The eatery is one of two Houlihan’s in Springfield owned and managed by O’Reilly Hospitality Management. Morelock-Ross Builders Inc. is the general contractor of the 7,000-square-foot eatery, which had an estimated cost of $1.7 million and opened in September 2010, according to Springfield Business Journal archives.
Using smart design to cut energy and water use, the restaurant’s green features include solar roof panels, a solar wall that serves as a heat exchange, a geothermal HVAC system, and high-efficiency water and light fixtures, according to a news release.
Other factors that helped secure LEED-Gold certification included the use of local and regional building materials, which cuts energy used for transportation. The restaurant also composts food waste to use it as mulch in flower beds, recycles food and beverage packaging, and uses biodegradable containers for to-go orders.
Tim O’Reilly, a Houlihan’s owner and CEO of O’Reilly Hospitality Management, said the LEED-Gold certification is an acknowledgement of the planning and effort that the companies put into making the eatery sustainable.
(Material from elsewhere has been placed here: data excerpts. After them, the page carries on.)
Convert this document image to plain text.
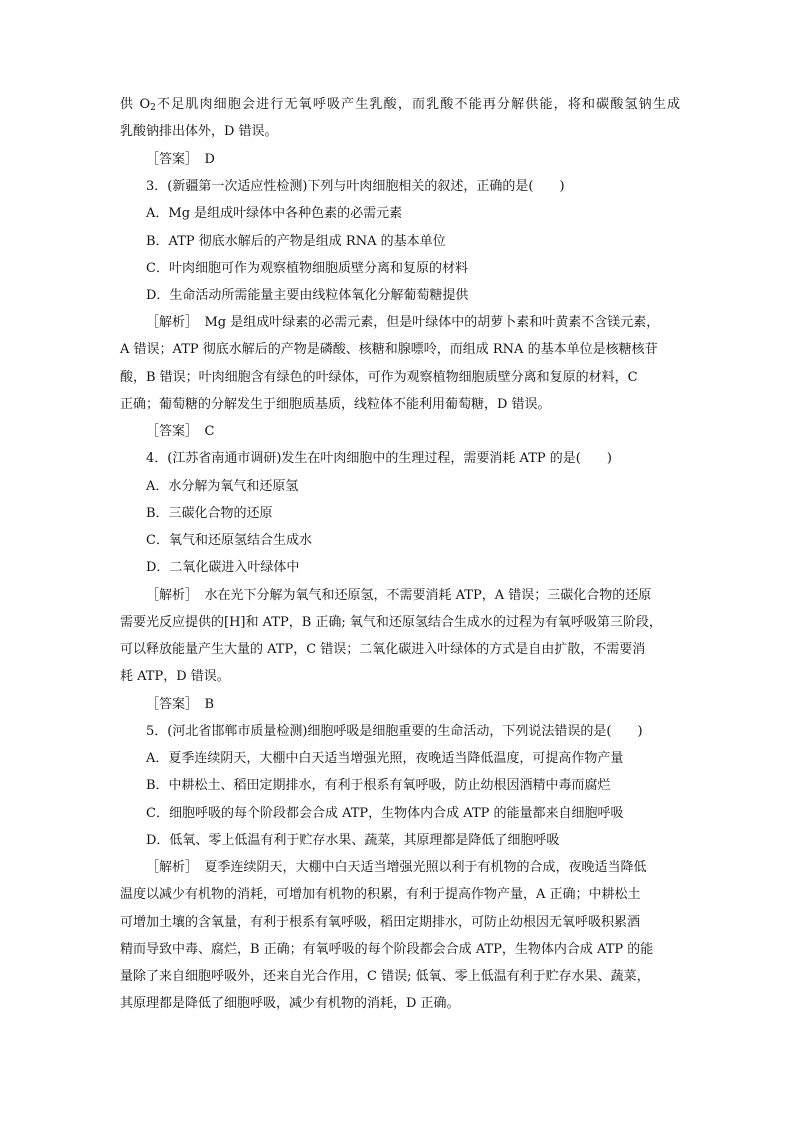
供 $O_2$不足肌肉细胞会进行无氧呼吸产生乳酸，而乳酸不能再分解供能，将和碳酸氢钠生成
乳酸钠排出体外，D 错误。
［答案］　D
3．(新疆第一次适应性检测)下列与叶肉细胞相关的叙述，正确的是(　　)
A．Mg 是组成叶绿体中各种色素的必需元素
B．ATP 彻底水解后的产物是组成 RNA 的基本单位
C．叶肉细胞可作为观察植物细胞质壁分离和复原的材料
D．生命活动所需能量主要由线粒体氧化分解葡萄糖提供
［解析］　Mg 是组成叶绿素的必需元素，但是叶绿体中的胡萝卜素和叶黄素不含镁元素，
A 错误；ATP 彻底水解后的产物是磷酸、核糖和腺嘌呤，而组成 RNA 的基本单位是核糖核苷
酸，B 错误；叶肉细胞含有绿色的叶绿体，可作为观察植物细胞质壁分离和复原的材料，C
正确；葡萄糖的分解发生于细胞质基质，线粒体不能利用葡萄糖，D 错误。
［答案］　C
4．(江苏省南通市调研)发生在叶肉细胞中的生理过程，需要消耗 ATP 的是(　　)
A．水分解为氧气和还原氢
B．三碳化合物的还原
C．氧气和还原氢结合生成水
D．二氧化碳进入叶绿体中
［解析］　水在光下分解为氧气和还原氢，不需要消耗 ATP，A 错误；三碳化合物的还原
需要光反应提供的[H]和 ATP，B 正确; 氧气和还原氢结合生成水的过程为有氧呼吸第三阶段，
可以释放能量产生大量的 ATP，C 错误；二氧化碳进入叶绿体的方式是自由扩散，不需要消
耗 ATP，D 错误。
［答案］　B
5．(河北省邯郸市质量检测)细胞呼吸是细胞重要的生命活动，下列说法错误的是(　　)
A．夏季连续阴天，大棚中白天适当增强光照，夜晚适当降低温度，可提高作物产量
B．中耕松土、稻田定期排水，有利于根系有氧呼吸，防止幼根因酒精中毒而腐烂
C．细胞呼吸的每个阶段都会合成 ATP，生物体内合成 ATP 的能量都来自细胞呼吸
D．低氧、零上低温有利于贮存水果、蔬菜，其原理都是降低了细胞呼吸
［解析］　夏季连续阴天，大棚中白天适当增强光照以利于有机物的合成，夜晚适当降低
温度以减少有机物的消耗，可增加有机物的积累，有利于提高作物产量，A 正确；中耕松土
可增加土壤的含氧量，有利于根系有氧呼吸，稻田定期排水，可防止幼根因无氧呼吸积累酒
精而导致中毒、腐烂，B 正确；有氧呼吸的每个阶段都会合成 ATP，生物体内合成 ATP 的能
量除了来自细胞呼吸外，还来自光合作用，C 错误; 低氧、零上低温有利于贮存水果、蔬菜，
其原理都是降低了细胞呼吸，减少有机物的消耗，D 正确。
“Our OHM team believes strongly that environmental responsibility and sustainability are critical values to embrace, and the operational cost savings from many LEED design elements go straight to the bottom line,” O’Reilly said in the release.

Utilities for Houlihan’s are 30 percent to 40 percent less than similar buildings that were constructed with traditional methods, the release said.
Earlier this year, Houlihan’s secured Green-e Energy-certified renewable energy certificates for the generation of 258 megawatt hours of renewable energy. The company is matching the certificates with its electricity usage, which officials say enables it to avoid 185 tons of carbon dioxide emissions.